Проходя мимо поваленной сильным ветром ещё в середине весны берёзы на опушке, Лика вдруг останавливается:
– У нас же есть бензопила?
– Есть, а что?
– Давай распилим эту берёзу на дрова.
– Деточка, у нас дров – две ядерных зимы можно пересидеть!
– Не в этом дело. Мне кажется, если просто оставить её гнить здесь – это как-то… неправильно. Нет, не так. Это правильно. В смысле, тоже правильно. Но я хотела сказать, что можно оставить всё, как есть. А можно сделать иначе. И не только пока что-то живо… буквально. Понимаешь?
– Ты хочешь, чтобы жизнь этого дерева после смерти продолжалась не сама собой, а как будто мы вмешались и изменили что-то?
– Ну, наверное, можно и так сказать…
– Этот мир был создан Смертью, дабы она обрела жизнь [21] … М-да. Хорошо, Принцесса. Будет тебе эта берёза дровами!
– Я хочу домой.
– Я тоже.
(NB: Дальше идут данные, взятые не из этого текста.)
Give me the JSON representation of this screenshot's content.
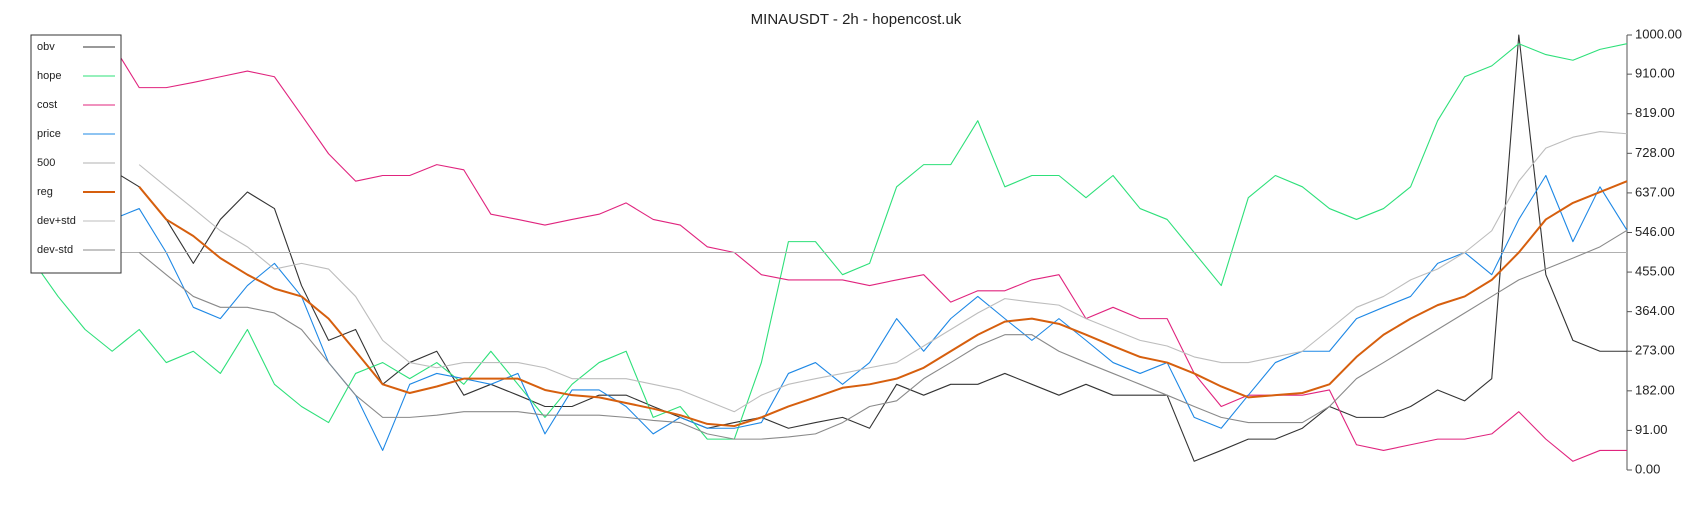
{
  "chart_data": {
    "type": "line",
    "title": "MINAUSDT - 2h - hopencost.uk",
    "ylim": [
      0,
      1000
    ],
    "yticks": [
      {
        "value": 0,
        "label": "0.00"
      },
      {
        "value": 91,
        "label": "91.00"
      },
      {
        "value": 182,
        "label": "182.00"
      },
      {
        "value": 273,
        "label": "273.00"
      },
      {
        "value": 364,
        "label": "364.00"
      },
      {
        "value": 455,
        "label": "455.00"
      },
      {
        "value": 546,
        "label": "546.00"
      },
      {
        "value": 637,
        "label": "637.00"
      },
      {
        "value": 728,
        "label": "728.00"
      },
      {
        "value": 819,
        "label": "819.00"
      },
      {
        "value": 910,
        "label": "910.00"
      },
      {
        "value": 1000,
        "label": "1000.00"
      }
    ],
    "y_axis_side": "right",
    "legend": "upper left",
    "series": [
      {
        "name": "obv",
        "color": "#333333",
        "values": [
          null,
          null,
          null,
          689,
          651,
          576,
          475,
          576,
          639,
          601,
          424,
          298,
          323,
          197,
          247,
          273,
          172,
          197,
          172,
          146,
          146,
          172,
          172,
          146,
          121,
          96,
          109,
          121,
          96,
          109,
          121,
          96,
          197,
          172,
          197,
          197,
          222,
          197,
          172,
          197,
          172,
          172,
          172,
          20,
          45,
          71,
          71,
          96,
          146,
          121,
          121,
          146,
          184,
          159,
          210,
          1000,
          449,
          298,
          273,
          273
        ]
      },
      {
        "name": "hope",
        "color": "#2ee07a",
        "values": [
          487,
          399,
          323,
          273,
          323,
          247,
          273,
          222,
          323,
          197,
          146,
          109,
          222,
          247,
          210,
          247,
          197,
          273,
          197,
          121,
          197,
          247,
          273,
          121,
          146,
          71,
          71,
          247,
          525,
          525,
          449,
          475,
          651,
          702,
          702,
          803,
          651,
          677,
          677,
          626,
          677,
          601,
          576,
          500,
          424,
          626,
          677,
          651,
          601,
          576,
          601,
          651,
          803,
          904,
          929,
          980,
          955,
          942,
          967,
          980
        ]
      },
      {
        "name": "cost",
        "color": "#e0247e",
        "values": [
          null,
          null,
          null,
          980,
          879,
          879,
          891,
          904,
          917,
          904,
          816,
          727,
          664,
          677,
          677,
          702,
          690,
          588,
          576,
          563,
          576,
          588,
          614,
          576,
          563,
          513,
          500,
          449,
          437,
          437,
          437,
          424,
          437,
          449,
          386,
          412,
          412,
          437,
          449,
          348,
          374,
          348,
          348,
          222,
          146,
          172,
          172,
          172,
          184,
          58,
          45,
          58,
          71,
          71,
          83,
          134,
          71,
          20,
          45,
          45
        ]
      },
      {
        "name": "price",
        "color": "#1e88e5",
        "values": [
          null,
          null,
          null,
          576,
          601,
          500,
          374,
          348,
          424,
          475,
          399,
          247,
          172,
          45,
          197,
          222,
          210,
          197,
          222,
          83,
          184,
          184,
          146,
          83,
          121,
          96,
          96,
          109,
          222,
          247,
          197,
          247,
          348,
          273,
          348,
          399,
          348,
          298,
          348,
          298,
          247,
          222,
          247,
          121,
          96,
          172,
          247,
          273,
          273,
          348,
          374,
          399,
          475,
          500,
          449,
          576,
          677,
          525,
          651,
          551
        ]
      },
      {
        "name": "500",
        "color": "#b0b0b0",
        "values": [
          500,
          500,
          500,
          500,
          500,
          500,
          500,
          500,
          500,
          500,
          500,
          500,
          500,
          500,
          500,
          500,
          500,
          500,
          500,
          500,
          500,
          500,
          500,
          500,
          500,
          500,
          500,
          500,
          500,
          500,
          500,
          500,
          500,
          500,
          500,
          500,
          500,
          500,
          500,
          500,
          500,
          500,
          500,
          500,
          500,
          500,
          500,
          500,
          500,
          500,
          500,
          500,
          500,
          500,
          500,
          500,
          500,
          500,
          500,
          500
        ]
      },
      {
        "name": "reg",
        "color": "#d65f0e",
        "linewidth": 2,
        "values": [
          null,
          null,
          null,
          null,
          651,
          576,
          538,
          487,
          449,
          417,
          399,
          348,
          273,
          197,
          177,
          192,
          210,
          210,
          210,
          184,
          172,
          167,
          154,
          141,
          126,
          106,
          101,
          121,
          146,
          167,
          189,
          197,
          210,
          235,
          273,
          311,
          341,
          348,
          336,
          311,
          285,
          260,
          247,
          222,
          192,
          167,
          172,
          177,
          197,
          260,
          311,
          348,
          379,
          399,
          437,
          500,
          576,
          614,
          639,
          664
        ]
      },
      {
        "name": "dev+std",
        "color": "#bdbdbd",
        "values": [
          null,
          null,
          null,
          null,
          702,
          651,
          601,
          550,
          513,
          462,
          475,
          462,
          399,
          298,
          247,
          235,
          247,
          247,
          247,
          235,
          210,
          210,
          210,
          197,
          184,
          159,
          134,
          172,
          197,
          210,
          222,
          235,
          247,
          285,
          323,
          361,
          394,
          386,
          379,
          348,
          323,
          298,
          285,
          260,
          247,
          247,
          260,
          273,
          323,
          374,
          399,
          437,
          462,
          500,
          550,
          664,
          740,
          765,
          778,
          773
        ]
      },
      {
        "name": "dev-std",
        "color": "#8a8a8a",
        "values": [
          null,
          null,
          null,
          null,
          500,
          449,
          399,
          374,
          374,
          361,
          323,
          247,
          172,
          121,
          121,
          126,
          134,
          134,
          134,
          126,
          126,
          126,
          121,
          114,
          109,
          83,
          71,
          71,
          76,
          83,
          109,
          146,
          159,
          210,
          247,
          285,
          311,
          311,
          273,
          247,
          222,
          197,
          172,
          146,
          121,
          109,
          109,
          109,
          146,
          210,
          247,
          285,
          323,
          361,
          399,
          437,
          462,
          487,
          513,
          551
        ]
      }
    ]
  }
}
Идём.
– Нет! – Лика обнимает Макса за шею обеими руками и шепчет как будто в пространство за его спиной: – Как бы ни было прекрасно это место, наш дом не здесь…
21
Шри Ауробиндо.
– Не совсем так, девочка моя. Не совсем так… Но я понимаю, что ты чувствуешь. – Макс стоит неподвижно и только гладит её рукой по волосам. – Здесь – это там, где мы. Здесь – это просто мы. Но если единственный способ что-то перекроить – это поменять его на «там», то – это не значит поменять место. Само здесь должно стать иным. Не просто расшириться в смысле там горизонтов и всего такого. Нет. А именно иным. Это можно сравнить с реконструкцией дома. Но не по причине расширения семьи или обыкновенной прихоти. А если вдруг солнце станет подниматься с севера, а не с востока, как положено. Тогда старая планировка и даже архитектура перестанут соответствовать… Я вообще начинаю подозревать, что никакого «там» нет…
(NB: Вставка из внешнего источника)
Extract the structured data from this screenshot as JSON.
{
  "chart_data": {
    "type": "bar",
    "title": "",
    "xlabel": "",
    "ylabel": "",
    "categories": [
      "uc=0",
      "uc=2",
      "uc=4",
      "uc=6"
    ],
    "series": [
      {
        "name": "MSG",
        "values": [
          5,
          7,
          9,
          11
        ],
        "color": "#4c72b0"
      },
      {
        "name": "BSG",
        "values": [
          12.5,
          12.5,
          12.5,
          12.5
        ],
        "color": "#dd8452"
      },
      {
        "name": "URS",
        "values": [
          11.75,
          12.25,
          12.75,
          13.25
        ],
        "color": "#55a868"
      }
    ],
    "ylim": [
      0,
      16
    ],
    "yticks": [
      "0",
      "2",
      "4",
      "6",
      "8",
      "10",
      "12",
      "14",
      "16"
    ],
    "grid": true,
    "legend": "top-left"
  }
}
– Ты думаешь, мы тоже когда-нибудь сможем? – она как будто не слушает его.
– Что?
– Ну, как она… выйти…
– Конечно. Учитывая, что никакая она не «она». Сначала-то она – ты. А уже пото-ом… точнее, где-то далеко-далеко – она.
– Я вдруг подумала, а если у нас получится, и мы тоже захотим во что-то вмешаться, изменить…
– Зачем?
– Не знаю… Я гипотетически.
– Гипотезы – это для романистов. Не наш профиль. Нам некогда, деточка. У нас каждую минуту жизнь простаивает! Я есть хочу, собаки, вон, уже сейчас a capella запоют, Игнат завтра приедет… с девочкой – надо в доме прибрать, хотя бы для очистки совести, а Боря, наоборот, в город зачем-то собрался – просил на электричку отвезти…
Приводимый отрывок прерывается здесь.